There’s also Dan Norris, who BP already had at number four in the organization, after his terrific, turnaround second half, while at BA– where he was sixth– Longenecker tells us that he “could easily make a push into the top 3 if he can sustain his mechanical changes over a full season and shows he can repeat his delivery.” He could also end up teammates with Aaron Sanchez in New Hampshire at this point this year, though it looks like he’ll begin the year at high-A Dunedin in the Florida State league.
Then there are near-misses Chase DeJong and Clinton Hollon. DeJong, a 2012 second rounder, actually made BP’s list, ranking ninth because “several sources waxed poetic about Dejong’s arm action and arsenal projection, suggesting the
fastball velocity is going to arrive and take the 19-year-old arm to the next prospect level.”
Parks adds that “He has feel for craft, and the curveball already shows its plus potential. If he can take a step forward in full-season ball, Dejong has a chance to emerge as a top 101 prospect in the game. If the fastball starts to tick up, look out.”
He just missed on the BA list, but in his chat Longenecker explains, “He was in earlier cuts of the top 10 and was tough to move out. He is an exciting guy. The thumbnail report is that DeJong profiles to pitch with a plus fastball, plus curveball and his changeup could emerge as plus (as it has made considerable developmental strides). DeJong projects to also have plus control with a body that will hold up in the rotation.”
Hollon, 2013′s second-rounder, sounds mighty exciting as well. Naming him his top prospect on the rise (i.e. who didn’t make the top ten), Parks explains:
Athletic righty with big arm strength and feel for a deep arsenal, Hollon received several votes of confidence from scouts that encouraged me to include him in the top 10. He needs to stay healthy and stay on the field, but the profile is yet another impact rotation arm with projections in the two/three starter range. The Jays are growing these guys on trees in the lower minors.
By way of his chat, Longenecker evidently concurs:
Hollon, who has a ton of upside and was not far off from DeJong, could rise quickly on this list. Hollon is a plus athlete that can touch 95, 96 and sit in the low to mid-90s. His slider is plus and both his curveball and changeup have the potential to also be above-average offerings. With a deep arsenal, athleticism and pitchability, Hollon has the ceiling of at least a No. 3, with an outside shot at a No. 2. Of the guys outside the top 10 that could make a jump he is probably the guy.
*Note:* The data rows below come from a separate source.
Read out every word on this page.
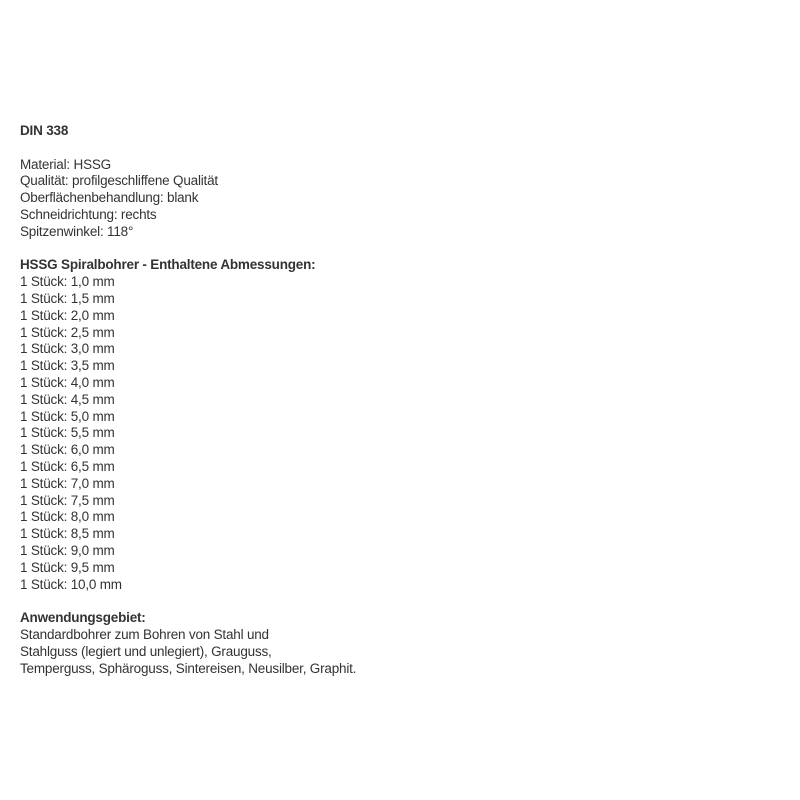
DIN 338
Material: HSSG
Qualität: profilgeschliffene Qualität
Oberflächenbehandlung: blank
Schneidrichtung: rechts
Spitzenwinkel: 118°
HSSG Spiralbohrer - Enthaltene Abmessungen:
1 Stück: 1,0 mm
1 Stück: 1,5 mm
1 Stück: 2,0 mm
1 Stück: 2,5 mm
1 Stück: 3,0 mm
1 Stück: 3,5 mm
1 Stück: 4,0 mm
1 Stück: 4,5 mm
1 Stück: 5,0 mm
1 Stück: 5,5 mm
1 Stück: 6,0 mm
1 Stück: 6,5 mm
1 Stück: 7,0 mm
1 Stück: 7,5 mm
1 Stück: 8,0 mm
1 Stück: 8,5 mm
1 Stück: 9,0 mm
1 Stück: 9,5 mm
1 Stück: 10,0 mm
Anwendungsgebiet:
Standardbohrer zum Bohren von Stahl und
Stahlguss (legiert und unlegiert), Grauguss,
Temperguss, Sphäroguss, Sintereisen, Neusilber, Graphit.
It’s exciting stuff, all of it. And I’ve given just a taste– a healthy one, perhaps, but just a taste– of what’s contained within the excellent work of the guys at both Baseball Prospectus and Baseball America. There is an absolute tonne more, and all of it should make any Jays fan upset with silliness about how the club “traded all their prospects” last year see just how far from the truth those kind of statements are. I mean, sure, it’s about as far from the truth as most of these short-season guys are from reaching the Majors– HEYO!– but that doesn’t mean there isn’t a whole, whole lot to like here.